Niceleri namaz kılar da, huşusu olanın ameli makbuldür. “Aranızdan ilk kalkacak ilim ‘huşu’ ilmidir.” buyurmuş Peygamber Efendimiz (sav). Oruç tutan çoktur, ancak takva sahipleri Hakk’ın muradına ulaşmıştır. Kurbanlar kesilir, kanlar akıtılır da Yüce Mevlâ’ya ulaşan tertemiz bir niyettir. Niyetler bilgiyle, tanımayla güzelleşir. Allah’ı (cc) tanımayan bir Müslümanın niyeti de güzel olmaz.

“Seni ibadete sevk eden duygu Allah’a duyduğun bir arzu, mutlak bir ihtiyaç, sonsuz bir sevgi, O’nsuz olamayacağına inandığın için mi, yoksa bir isteğin var onu da ancak O yapacak olduğu için mi?” buyuruyor Hâce Hazretleri (ksa).

İnsanın ameli karşılığında Cenâbı Hak’tan yakınlık beklemesi onun edepsizliğidir. Mahfiyetle yapacağın ameller rıza kapısına ulaşır. Sevgiyle sun ibadetlerini, hediye eder gibi olsun.

Bir insan Allah’a (cc) muhabbetinin manasını öğrenmek isterse, yaptığı işlere muamelesine baksın… Günaha, masivaya karşı duruşun nasıl? Sana zevk veren şeyler hep nefsanî şeyler mi? Kulluğundan ne zaman hoşnut olacaksın? Ne zaman Allah’ın emirleri külfet olmaktan çıkıp muhabbete dönüşecek sende?

Gayemiz, insanın yaratılış gayesi olan ibadet ve ubudiyete ihlâsla devam etmektir. “Allahu Teâlâ, ancak ihlâslı olan ameli kabul eder.” buyuruyor Peygamber Efendimiz (sav). İhlâssız amel kabul olunmaz… İhlâs amellerin ruhu, özü gibidir… Müminin yaptığı her amele ihlâs can verir.
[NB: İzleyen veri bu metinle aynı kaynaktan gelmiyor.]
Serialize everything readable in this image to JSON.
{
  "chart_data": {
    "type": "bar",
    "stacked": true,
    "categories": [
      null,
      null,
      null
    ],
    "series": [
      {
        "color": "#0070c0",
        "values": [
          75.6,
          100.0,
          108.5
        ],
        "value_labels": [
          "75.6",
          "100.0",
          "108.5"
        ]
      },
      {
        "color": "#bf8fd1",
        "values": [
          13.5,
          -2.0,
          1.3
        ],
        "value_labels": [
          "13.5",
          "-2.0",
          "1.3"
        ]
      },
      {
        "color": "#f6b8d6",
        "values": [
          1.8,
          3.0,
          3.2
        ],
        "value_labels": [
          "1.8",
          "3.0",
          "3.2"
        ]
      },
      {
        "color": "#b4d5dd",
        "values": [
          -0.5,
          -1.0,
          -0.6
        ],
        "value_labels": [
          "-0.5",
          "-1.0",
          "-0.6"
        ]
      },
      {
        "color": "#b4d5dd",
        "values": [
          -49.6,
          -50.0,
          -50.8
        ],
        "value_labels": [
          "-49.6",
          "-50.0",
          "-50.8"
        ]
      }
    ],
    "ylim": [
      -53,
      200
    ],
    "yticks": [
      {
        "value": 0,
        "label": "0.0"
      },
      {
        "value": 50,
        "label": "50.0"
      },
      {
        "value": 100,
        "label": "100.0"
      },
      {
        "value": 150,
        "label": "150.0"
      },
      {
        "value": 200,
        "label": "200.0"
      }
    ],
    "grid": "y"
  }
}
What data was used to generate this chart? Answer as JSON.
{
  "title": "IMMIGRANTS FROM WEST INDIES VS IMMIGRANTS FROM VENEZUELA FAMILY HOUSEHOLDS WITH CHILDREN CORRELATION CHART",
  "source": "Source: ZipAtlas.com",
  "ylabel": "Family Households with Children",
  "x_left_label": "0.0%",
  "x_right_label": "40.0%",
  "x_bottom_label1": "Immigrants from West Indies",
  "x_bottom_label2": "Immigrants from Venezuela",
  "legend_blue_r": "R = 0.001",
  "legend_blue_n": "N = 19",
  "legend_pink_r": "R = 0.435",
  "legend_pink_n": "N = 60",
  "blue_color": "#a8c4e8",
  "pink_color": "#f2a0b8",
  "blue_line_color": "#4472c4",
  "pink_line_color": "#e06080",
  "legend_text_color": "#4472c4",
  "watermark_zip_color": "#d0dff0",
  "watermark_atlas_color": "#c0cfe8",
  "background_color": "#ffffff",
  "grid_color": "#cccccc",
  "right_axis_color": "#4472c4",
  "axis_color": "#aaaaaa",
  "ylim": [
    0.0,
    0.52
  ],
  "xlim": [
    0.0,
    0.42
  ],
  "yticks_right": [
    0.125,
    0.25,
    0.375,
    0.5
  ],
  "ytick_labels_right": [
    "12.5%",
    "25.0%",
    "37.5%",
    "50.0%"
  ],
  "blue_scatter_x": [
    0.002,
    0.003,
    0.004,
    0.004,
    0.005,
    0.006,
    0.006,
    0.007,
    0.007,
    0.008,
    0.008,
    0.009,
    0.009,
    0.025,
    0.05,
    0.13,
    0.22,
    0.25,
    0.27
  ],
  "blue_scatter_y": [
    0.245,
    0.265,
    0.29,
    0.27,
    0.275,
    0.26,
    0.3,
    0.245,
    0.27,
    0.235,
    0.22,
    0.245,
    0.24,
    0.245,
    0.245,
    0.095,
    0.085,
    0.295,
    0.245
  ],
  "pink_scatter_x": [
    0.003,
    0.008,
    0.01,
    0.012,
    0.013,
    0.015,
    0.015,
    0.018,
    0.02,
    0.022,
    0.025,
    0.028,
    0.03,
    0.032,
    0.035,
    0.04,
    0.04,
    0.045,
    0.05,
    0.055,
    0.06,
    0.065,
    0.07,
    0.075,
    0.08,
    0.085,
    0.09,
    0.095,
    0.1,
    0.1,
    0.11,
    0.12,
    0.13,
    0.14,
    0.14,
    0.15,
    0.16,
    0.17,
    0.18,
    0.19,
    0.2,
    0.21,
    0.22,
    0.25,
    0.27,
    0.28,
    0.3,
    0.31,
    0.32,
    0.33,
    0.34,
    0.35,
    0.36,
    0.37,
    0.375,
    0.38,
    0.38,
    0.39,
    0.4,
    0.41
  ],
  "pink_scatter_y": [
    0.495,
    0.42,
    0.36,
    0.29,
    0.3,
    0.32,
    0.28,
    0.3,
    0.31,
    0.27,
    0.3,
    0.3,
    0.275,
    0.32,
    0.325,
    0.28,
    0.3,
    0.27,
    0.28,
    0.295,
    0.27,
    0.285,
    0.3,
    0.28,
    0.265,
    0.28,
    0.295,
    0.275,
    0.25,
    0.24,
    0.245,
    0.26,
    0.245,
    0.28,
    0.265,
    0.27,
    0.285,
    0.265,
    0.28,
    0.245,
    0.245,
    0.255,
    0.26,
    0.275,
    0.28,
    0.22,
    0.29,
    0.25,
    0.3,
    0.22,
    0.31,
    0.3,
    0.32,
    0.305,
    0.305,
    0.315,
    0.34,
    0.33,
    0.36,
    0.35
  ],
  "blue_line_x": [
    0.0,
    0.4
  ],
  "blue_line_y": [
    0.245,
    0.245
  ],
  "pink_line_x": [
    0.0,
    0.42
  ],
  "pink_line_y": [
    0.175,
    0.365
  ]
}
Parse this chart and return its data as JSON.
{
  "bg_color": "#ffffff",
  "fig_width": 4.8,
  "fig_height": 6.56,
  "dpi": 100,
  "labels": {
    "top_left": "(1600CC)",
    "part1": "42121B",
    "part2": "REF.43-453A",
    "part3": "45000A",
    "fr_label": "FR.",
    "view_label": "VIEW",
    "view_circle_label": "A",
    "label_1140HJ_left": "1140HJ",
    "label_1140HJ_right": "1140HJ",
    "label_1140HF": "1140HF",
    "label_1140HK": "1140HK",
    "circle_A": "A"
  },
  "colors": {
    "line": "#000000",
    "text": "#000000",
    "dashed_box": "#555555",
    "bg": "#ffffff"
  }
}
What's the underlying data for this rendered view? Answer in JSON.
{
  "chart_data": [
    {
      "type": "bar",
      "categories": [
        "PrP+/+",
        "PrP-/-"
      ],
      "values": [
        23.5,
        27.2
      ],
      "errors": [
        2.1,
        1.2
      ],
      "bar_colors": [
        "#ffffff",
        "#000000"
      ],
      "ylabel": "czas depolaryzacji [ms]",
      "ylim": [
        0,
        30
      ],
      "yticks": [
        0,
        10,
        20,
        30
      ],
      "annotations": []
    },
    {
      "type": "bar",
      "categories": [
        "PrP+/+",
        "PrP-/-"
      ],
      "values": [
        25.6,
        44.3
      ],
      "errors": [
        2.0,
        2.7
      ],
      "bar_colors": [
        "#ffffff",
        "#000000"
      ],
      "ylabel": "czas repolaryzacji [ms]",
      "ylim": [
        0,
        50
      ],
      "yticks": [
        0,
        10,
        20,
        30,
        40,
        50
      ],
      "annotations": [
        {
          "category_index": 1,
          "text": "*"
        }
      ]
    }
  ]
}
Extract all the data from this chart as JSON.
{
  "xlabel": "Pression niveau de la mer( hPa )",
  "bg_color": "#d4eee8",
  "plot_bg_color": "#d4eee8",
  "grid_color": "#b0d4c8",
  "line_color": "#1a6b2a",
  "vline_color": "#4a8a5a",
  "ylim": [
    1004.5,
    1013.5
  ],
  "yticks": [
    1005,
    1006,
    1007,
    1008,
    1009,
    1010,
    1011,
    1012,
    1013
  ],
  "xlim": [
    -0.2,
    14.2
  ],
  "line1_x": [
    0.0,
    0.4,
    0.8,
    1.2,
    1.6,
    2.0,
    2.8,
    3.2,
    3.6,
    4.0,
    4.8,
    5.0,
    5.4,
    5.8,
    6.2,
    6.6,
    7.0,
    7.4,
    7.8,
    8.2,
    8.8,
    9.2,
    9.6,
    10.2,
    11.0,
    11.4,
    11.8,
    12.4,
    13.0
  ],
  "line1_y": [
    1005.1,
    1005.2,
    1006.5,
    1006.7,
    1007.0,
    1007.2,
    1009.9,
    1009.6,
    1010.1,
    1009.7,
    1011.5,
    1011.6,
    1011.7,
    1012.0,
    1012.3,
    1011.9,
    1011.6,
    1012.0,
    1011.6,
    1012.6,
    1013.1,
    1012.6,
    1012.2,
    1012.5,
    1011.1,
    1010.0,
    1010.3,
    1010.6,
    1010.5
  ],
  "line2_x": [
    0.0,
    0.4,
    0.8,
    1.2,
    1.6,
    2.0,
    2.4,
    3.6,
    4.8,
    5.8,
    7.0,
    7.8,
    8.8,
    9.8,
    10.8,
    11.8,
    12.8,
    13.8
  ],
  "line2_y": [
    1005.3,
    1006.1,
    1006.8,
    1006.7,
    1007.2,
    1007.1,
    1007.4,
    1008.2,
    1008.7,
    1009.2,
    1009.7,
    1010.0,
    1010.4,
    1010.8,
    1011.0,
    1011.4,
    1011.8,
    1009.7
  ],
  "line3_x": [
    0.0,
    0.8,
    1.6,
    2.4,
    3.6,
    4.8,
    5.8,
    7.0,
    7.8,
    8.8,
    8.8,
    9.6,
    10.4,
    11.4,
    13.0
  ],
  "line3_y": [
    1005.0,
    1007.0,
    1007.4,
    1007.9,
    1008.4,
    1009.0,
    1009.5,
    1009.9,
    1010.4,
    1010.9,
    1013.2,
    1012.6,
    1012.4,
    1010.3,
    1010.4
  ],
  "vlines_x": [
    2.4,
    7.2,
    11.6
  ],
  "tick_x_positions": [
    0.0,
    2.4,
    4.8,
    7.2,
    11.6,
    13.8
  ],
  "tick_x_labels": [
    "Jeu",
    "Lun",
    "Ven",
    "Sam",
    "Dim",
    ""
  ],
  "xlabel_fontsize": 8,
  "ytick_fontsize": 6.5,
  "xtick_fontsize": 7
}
Sevgi ihlâsla karışırsa ilahi sevgi olur. İhlâssız sevsen şehvete dönüşür sevgin… Dostluk ihlâsla uhuvvete, kardeşliğe dönüşür. İhlâssız dost olmaya kalksan, uhuvvete dönüşmez kardeşliğin… Bu dostluğa menfaat karışır, riya karışır… Bütün güzel şeylerin ihlâsla irtibatı var.

İhlâs tuza benzer. Yemeğe, ete, sebzeye, meyveye tat verir. Mümin bütün amellerini ihlâsla tatlandırır. İhlâsla saflaşır, duruluğa erişir mümin. İhlâs samimiyetin kendisidir.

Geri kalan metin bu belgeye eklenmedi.